飲食店を開業したいと考えている人は沢山います。ただ、実際どうやって開業するのか、開業に必要な資格は何か、費用はどれくらいかかるのかなど、わからないことは多いと思います。
この記事では飲食店開業に必要な知識を解説いたします。

飲食店を開業するには

まずは飲食店を開業するまでの簡単な流れを説明いたします。
飲食店を開業するのに必要な資格は「食品衛生責任者」と「防火責任者」です。
この資格を取得した上で、「営業許可証」「開業届」各種保険の手続きなどを行います。手続きを行うには保健所や消防署など店舗を統轄する行政機関に届出が必要です
開業したい飲食店の種類によっては、お酒を提供する届出など他にも必要な手続きがあります。調理師免許を取得していなくても飲食店は開業できますが、開業したい飲食店の種類によって、持っていると便利な資格もあります。

飲食店開業に必要な資格

食品衛生責任者

飲食物を提供するお店は必ず「食品衛生責任者」を置いて、保健所に届け出をする必要があります。「食品衛生責任者」とは食品衛生上の管理運営を行うための資格です。飲食店営業許可を受けるために必ず必要な資格なので、事前に取得しましょう。
1人の「食品衛生責任者」が職務を務めることができるのは1店舗です。
「食品衛生責任者」になるには、都道府県が実施する講習を受けなくてはなりません。栄養士、調理師、製菓衛生師などの資格がある人は講習が免除されます。
講習は1日で、受講料は約10,000円です。

防火責任者

収容人数が店舗スタッフを含め30人以上の店舗の場合、防火責任者を選任する必要があります。店舗の広さによって講習を受講して、修了試験に合格する必要があります。飲食店開業に必要な資格です。
延床面積が300平米以上なら、甲種防火管理講習、延床面積が300平米未満なら、乙種防火管理講習を受けます。
講習は、甲種が2日、乙種が1日、受講料は約8,000円です。

飲食店開業に主に必要な届け出

営業許可証

営業許可証は飲食店を開業する上で必ず必要な許可証です。保健所に申請して、無事受理されると保健所の担当の職員によって、飲食店を開くのにあたって、設備が整っているかどうか検査が実施されます。
具体的な流れとしては、保健所に事前相談をし、営業許可の申請を行います。次は日程を調整した上での施設検査です。申請が無事通った場合、申請から2~3週間で営業を開始することができます。
営業許可にかかる申請料金は、約15,000円~20,000円です。
検査では、厨房の床やシンクのサイズ、厨房ないの蓋つきゴミ箱の設置など設備の衛生面や安全管理の面が確認されるのでよく注意してお店作りをしましょう。
施設検査で不備が見つかると営業許可が出ません。

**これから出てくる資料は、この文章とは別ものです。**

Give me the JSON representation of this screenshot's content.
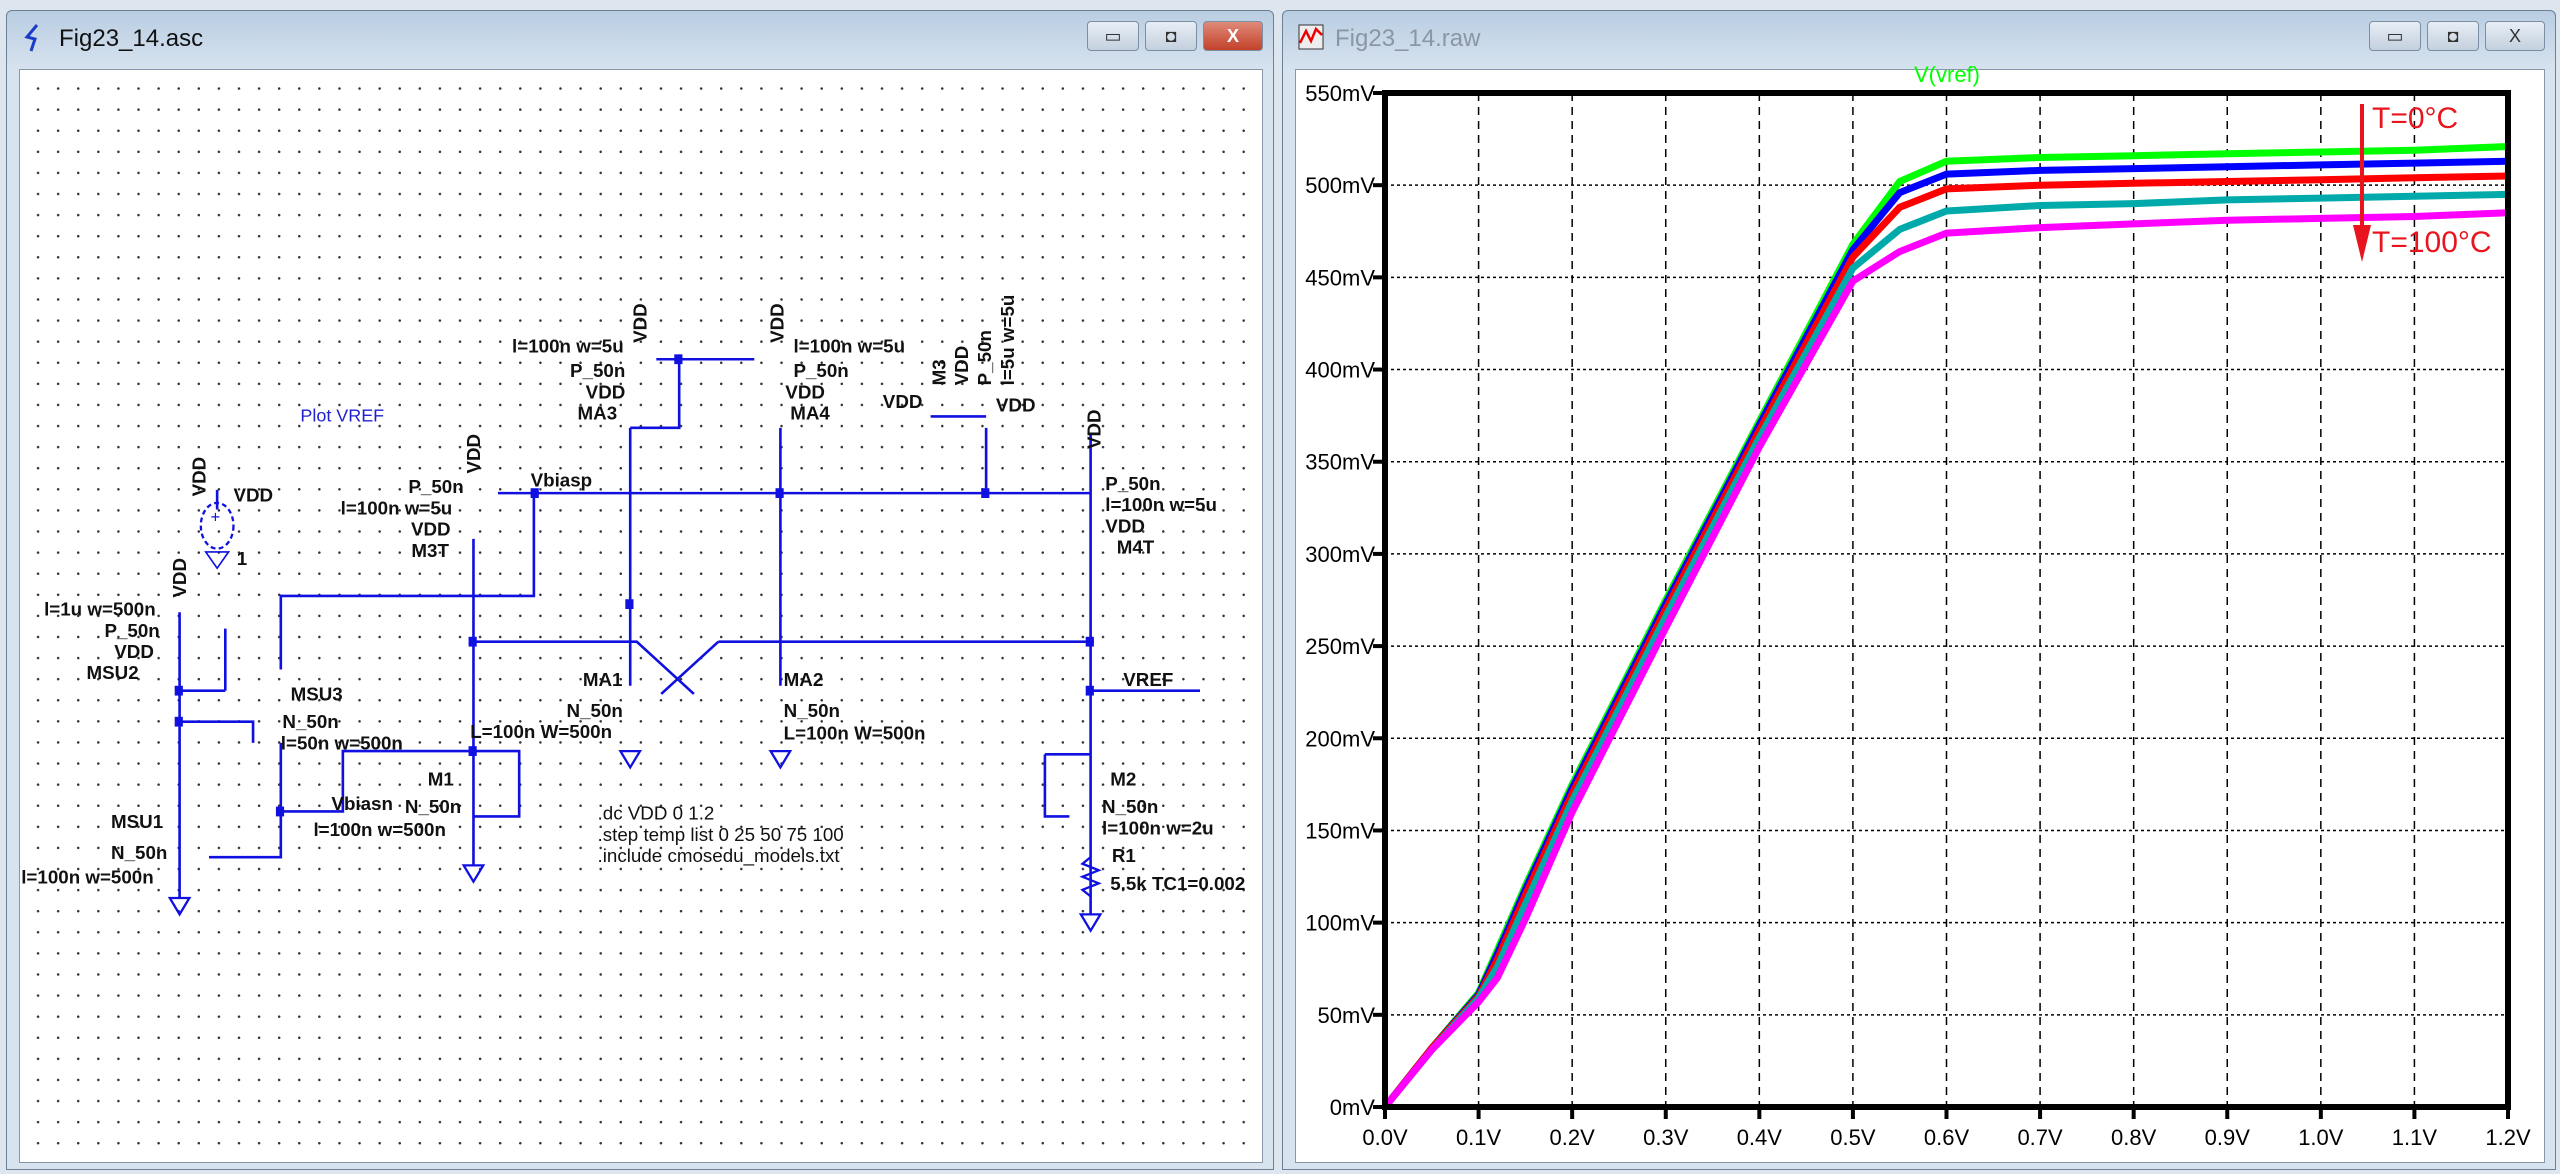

不備が見つかり営業許可が出ない場合、再度工事のやり直しなどが必要となるため、気になることがあれば申請前に保健所に相談するとよいでしょう。
飲食店の営業許可の種類は料理内容によって細分化されています。「飲食店営業」が一般的な飲食店営業許可の種類ですが、「喫茶店営業」や「惣菜製造」、「菓子製造業」など提供したい料理の種類によって、営業許可の種類が違うので、あらかじめ確認が必要です。

個人事業の開廃業等届出書

個人事業主として飲食店を経営すると所得税が発生します。所得税の申告のために必要なのが「開業届」で、税務署への提出が必要です。
開業届の申請場所は店舗の出店場所管轄の税務署です。申請用紙は全国の税務署、国税庁のHPからダウンロードできるので開業の一か月以内に提出しましょう。
【開業届取得に必要なもの】

  • 個人事業の開業届出・廃業届出
  • 印鑑
  • 個人番号がわかるもの
  • 青色申告承認申請書

この「青色申告承認申請書」は開業届とセットで必要になります。

各種保険の加入手続き

健康保険と社会保険
飲食店を開業する場合、国民健康保険に加入することになります。
雇用した従業員は、社会保険に加入することになれば、会社から半額負担のある健康保険と厚生年金に加入することができるでしょう。社会保険に加入しない場合は国民健康保険と国民年金に加入することになります。
どういった場合に社会保険に加入するかというと大まかにいえば、法人か個人かによって変わります。法人登記をして飲食店を開業していれば、従業員がいなくても社会保険への加入は必要です。個人事業主として飲食店を開業すれば、従業員が何人いても社会保険への加入は必須ではありません。
また、社会保険の加入条件には、1週間の労働が20時間以上であることや労働期間が1年以上見込まれること、月額の賃金が80,000円以上であることなどがあります。
【加入手続き方法】
国民健康保険は異動があった日から14日以内に、医療保険課か市民センターの窓口で国民健康保険の資格取得の届出を行うことで加入することができます。
社会保険は、加入義務の事実が発生してから5日以内に、事業所の所在地がを統括する年金事務所へ行き、「健康保険・厚生年金保険新規適用届」と「健康保険・厚生年金保険被保険者資格取得届」を窓口か郵送で提出することで加入することが可能です。

労働保険
労働保険には労災保険と雇用保険の2種類があります。
労災保険は、従業員が1人でも加入する必要があり、雇用保険は1週間の労働が20時間以上であること、31日以上の勤続の働く見込みがある場合は従業員、パート、アルバイトが加入する義務があります。
【加入手続き方法】 
労働保険の加入条件は業者によって異なりますが、基本的には農林漁業、建築業以外の業種であれば、まず事業所の地域の統括する労働基準監督署に「労働保険 保険関係成立書」と「労働保険概算・確定保険料申告書」を提出することが必要です。
その後、事業所の統括する地域の公共職業安定所で、雇用保険の加入手続きをすることで加入することができます。

深夜における酒類提供飲食店営業開始届出書

「深夜酒類提供飲食店」の届出は深夜0時以降にお酒を提供し、お酒の提供がメインとなる営業形態となる飲食店を開業する場合に必要となります。
お酒の提供がメインの営業形態なので、ファミリーレストランやラーメン屋など、お酒を提供していても、お酒がメインではない場合、「深夜酒類提供飲食店」の許可が必要ない場合があります。迷った場合は事前に相談しておくと良いでしょう。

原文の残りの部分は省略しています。